Melissa: A minha filha é acompanhada num instituto para autistas, onde faz motricidade e natação, tem acompanhamento de outros profissionais como dentistas, assistente social. Lá ela espera vaga para outras especialidades como fonoaudiologia e terapia ocupacional. Esse espaço é muito importante para o desenvolvimento dela e também para que possamos ter um apoio de pessoas que sabem como nos orientar para o desenvolvimento dela, sem preconceito, sem sofrimento, como geralmente é no contato com o mundo.
SM: Algum recado pra galera?
Melissa: Bom, eu gostaria de agradecer você por estar aqui como neurodivergente em busca de entender melhor a sua história através da minha. Eu espero poder ajudar você a não se cobrar tanto, a ter mais paciência consigo mesmo, porque tudo vai passar, tudo há de melhorar, na compreensão de que não existe erro, fomos feitos assim porque temos algo único a dar ao mundo: nossa alta habilidade; de maneira a trazer alguma doçura ao mundo, alguma luz sobre as escuridões. Posicionando-se como alguém que exige respeito, mas também esclarece com gentileza, a quem não faz a menor ideia do que é ser diferente e sofrer com isso, nós podemos ajudar os futuros filhos divergentes desses não neurodivergentes.

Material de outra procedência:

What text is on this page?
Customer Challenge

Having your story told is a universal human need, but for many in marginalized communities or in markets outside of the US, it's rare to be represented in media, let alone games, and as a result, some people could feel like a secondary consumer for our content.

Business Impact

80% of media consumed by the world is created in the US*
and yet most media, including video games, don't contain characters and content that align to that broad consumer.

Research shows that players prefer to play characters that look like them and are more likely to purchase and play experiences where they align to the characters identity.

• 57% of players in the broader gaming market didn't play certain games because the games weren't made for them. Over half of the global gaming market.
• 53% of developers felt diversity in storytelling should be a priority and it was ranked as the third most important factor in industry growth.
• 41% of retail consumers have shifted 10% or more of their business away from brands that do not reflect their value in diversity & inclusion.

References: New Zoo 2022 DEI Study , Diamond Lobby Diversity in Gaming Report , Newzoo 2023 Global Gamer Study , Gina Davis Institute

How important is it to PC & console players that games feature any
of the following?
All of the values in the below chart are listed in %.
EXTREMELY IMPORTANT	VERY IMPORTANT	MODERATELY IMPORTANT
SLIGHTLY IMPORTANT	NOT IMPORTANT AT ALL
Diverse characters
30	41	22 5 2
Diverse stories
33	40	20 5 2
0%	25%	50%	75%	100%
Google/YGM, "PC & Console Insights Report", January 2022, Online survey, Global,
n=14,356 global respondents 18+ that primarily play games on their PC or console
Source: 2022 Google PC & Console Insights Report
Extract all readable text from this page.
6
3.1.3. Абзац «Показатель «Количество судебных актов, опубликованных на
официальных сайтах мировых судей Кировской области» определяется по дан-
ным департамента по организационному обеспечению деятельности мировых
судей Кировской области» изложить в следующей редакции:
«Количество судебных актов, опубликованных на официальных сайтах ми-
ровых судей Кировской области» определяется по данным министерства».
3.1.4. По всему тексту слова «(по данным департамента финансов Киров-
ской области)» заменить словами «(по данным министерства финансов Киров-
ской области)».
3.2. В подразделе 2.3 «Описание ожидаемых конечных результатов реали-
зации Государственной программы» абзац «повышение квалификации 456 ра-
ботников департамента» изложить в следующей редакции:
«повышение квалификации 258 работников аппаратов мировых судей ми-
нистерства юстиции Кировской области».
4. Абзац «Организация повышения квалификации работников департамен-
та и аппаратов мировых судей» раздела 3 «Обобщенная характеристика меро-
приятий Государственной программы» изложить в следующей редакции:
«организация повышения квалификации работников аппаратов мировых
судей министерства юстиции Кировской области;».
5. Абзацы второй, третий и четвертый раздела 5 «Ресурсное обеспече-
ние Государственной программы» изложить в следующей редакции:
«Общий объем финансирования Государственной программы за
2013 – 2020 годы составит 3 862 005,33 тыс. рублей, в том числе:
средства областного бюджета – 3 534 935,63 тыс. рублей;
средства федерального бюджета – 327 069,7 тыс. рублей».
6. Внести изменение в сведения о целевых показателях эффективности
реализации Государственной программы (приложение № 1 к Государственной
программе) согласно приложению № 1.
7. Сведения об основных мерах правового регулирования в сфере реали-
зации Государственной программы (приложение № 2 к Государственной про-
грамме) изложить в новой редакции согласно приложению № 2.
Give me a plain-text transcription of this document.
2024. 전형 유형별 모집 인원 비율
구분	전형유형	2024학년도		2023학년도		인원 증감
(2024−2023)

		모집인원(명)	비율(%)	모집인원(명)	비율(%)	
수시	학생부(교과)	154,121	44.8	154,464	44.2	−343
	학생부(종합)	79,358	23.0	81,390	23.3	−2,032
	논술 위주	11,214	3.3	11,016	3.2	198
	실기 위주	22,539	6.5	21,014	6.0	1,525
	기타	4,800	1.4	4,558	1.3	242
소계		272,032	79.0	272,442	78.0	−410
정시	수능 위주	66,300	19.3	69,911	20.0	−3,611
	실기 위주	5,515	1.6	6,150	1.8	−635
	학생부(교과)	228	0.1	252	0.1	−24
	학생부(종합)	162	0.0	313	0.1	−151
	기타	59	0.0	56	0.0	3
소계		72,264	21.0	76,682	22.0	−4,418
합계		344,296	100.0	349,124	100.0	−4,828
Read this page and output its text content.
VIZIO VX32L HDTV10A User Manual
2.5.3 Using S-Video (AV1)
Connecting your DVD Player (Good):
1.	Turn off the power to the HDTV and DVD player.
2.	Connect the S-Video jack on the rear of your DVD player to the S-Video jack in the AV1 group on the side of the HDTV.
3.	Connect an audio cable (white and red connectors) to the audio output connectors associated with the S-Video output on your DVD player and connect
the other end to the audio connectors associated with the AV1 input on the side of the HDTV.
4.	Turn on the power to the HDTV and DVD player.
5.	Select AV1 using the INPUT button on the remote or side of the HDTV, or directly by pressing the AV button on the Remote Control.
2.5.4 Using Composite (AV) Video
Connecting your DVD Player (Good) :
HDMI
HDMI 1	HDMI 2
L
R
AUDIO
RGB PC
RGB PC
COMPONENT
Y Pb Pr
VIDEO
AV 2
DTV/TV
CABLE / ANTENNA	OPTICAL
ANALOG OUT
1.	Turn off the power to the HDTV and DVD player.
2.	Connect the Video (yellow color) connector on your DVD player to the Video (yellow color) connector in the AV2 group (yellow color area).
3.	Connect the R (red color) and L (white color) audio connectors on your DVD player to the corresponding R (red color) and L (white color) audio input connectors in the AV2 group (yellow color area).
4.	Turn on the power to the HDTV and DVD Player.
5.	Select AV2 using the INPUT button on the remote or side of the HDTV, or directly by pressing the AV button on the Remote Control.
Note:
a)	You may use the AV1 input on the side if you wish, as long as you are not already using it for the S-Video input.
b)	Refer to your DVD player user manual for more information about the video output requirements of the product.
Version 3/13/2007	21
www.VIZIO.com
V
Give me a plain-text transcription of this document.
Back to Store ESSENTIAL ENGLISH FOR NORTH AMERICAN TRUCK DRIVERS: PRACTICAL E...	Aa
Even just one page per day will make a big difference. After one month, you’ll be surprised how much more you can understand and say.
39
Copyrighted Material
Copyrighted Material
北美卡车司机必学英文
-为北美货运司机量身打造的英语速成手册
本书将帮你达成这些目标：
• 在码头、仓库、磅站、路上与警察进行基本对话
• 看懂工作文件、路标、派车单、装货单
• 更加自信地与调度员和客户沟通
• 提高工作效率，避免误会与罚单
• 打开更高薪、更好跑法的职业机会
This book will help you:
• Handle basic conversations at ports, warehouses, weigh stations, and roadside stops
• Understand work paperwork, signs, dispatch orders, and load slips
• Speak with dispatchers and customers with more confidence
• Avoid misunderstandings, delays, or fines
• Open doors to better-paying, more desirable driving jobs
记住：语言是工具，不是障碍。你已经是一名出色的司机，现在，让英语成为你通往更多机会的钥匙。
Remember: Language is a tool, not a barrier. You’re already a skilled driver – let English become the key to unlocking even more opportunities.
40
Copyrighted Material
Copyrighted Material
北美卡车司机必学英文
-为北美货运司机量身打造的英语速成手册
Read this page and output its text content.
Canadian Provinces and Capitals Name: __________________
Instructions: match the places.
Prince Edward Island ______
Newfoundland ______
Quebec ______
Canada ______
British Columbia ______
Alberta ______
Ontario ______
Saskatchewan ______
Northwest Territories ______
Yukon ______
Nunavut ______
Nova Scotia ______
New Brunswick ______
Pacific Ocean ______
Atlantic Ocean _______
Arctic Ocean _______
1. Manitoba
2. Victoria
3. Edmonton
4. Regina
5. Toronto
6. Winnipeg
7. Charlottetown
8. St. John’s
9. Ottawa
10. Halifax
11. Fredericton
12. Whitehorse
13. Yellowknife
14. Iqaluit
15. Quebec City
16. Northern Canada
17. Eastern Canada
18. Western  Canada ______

Se você não é um neurodivergente, eu te agradeço mais ainda por ter lido a minha história, porque isso te capacita a tornar o mundo menos hostil a muitos de nós que estão sofrendo muito agora ou sofrerão futuramente.
Desconfio que meu pai era um neurodivergente, com muitos sofrimentos e diferenças durante a vida, mas não teve diagnóstico. Muitos de vocês que vieram aqui sem saber nada sobre altas habilidades, e autismo, podem ter conhecido muitas pessoas e não reconheceram e não souberam ajudar. O conhecimento e o amor são a chave não para tornar todos iguais, mas para suprir as diversas necessidades nossas. Conforme vamos aprendendo sobre quem somos, aprendemos o que precisamos, e isso trará uma vida de qualidade. Isso é o mais importante, isso é insubstituível, a dignidade, a paz e a aceitação de quem somos. Não esqueça, Deus te ama!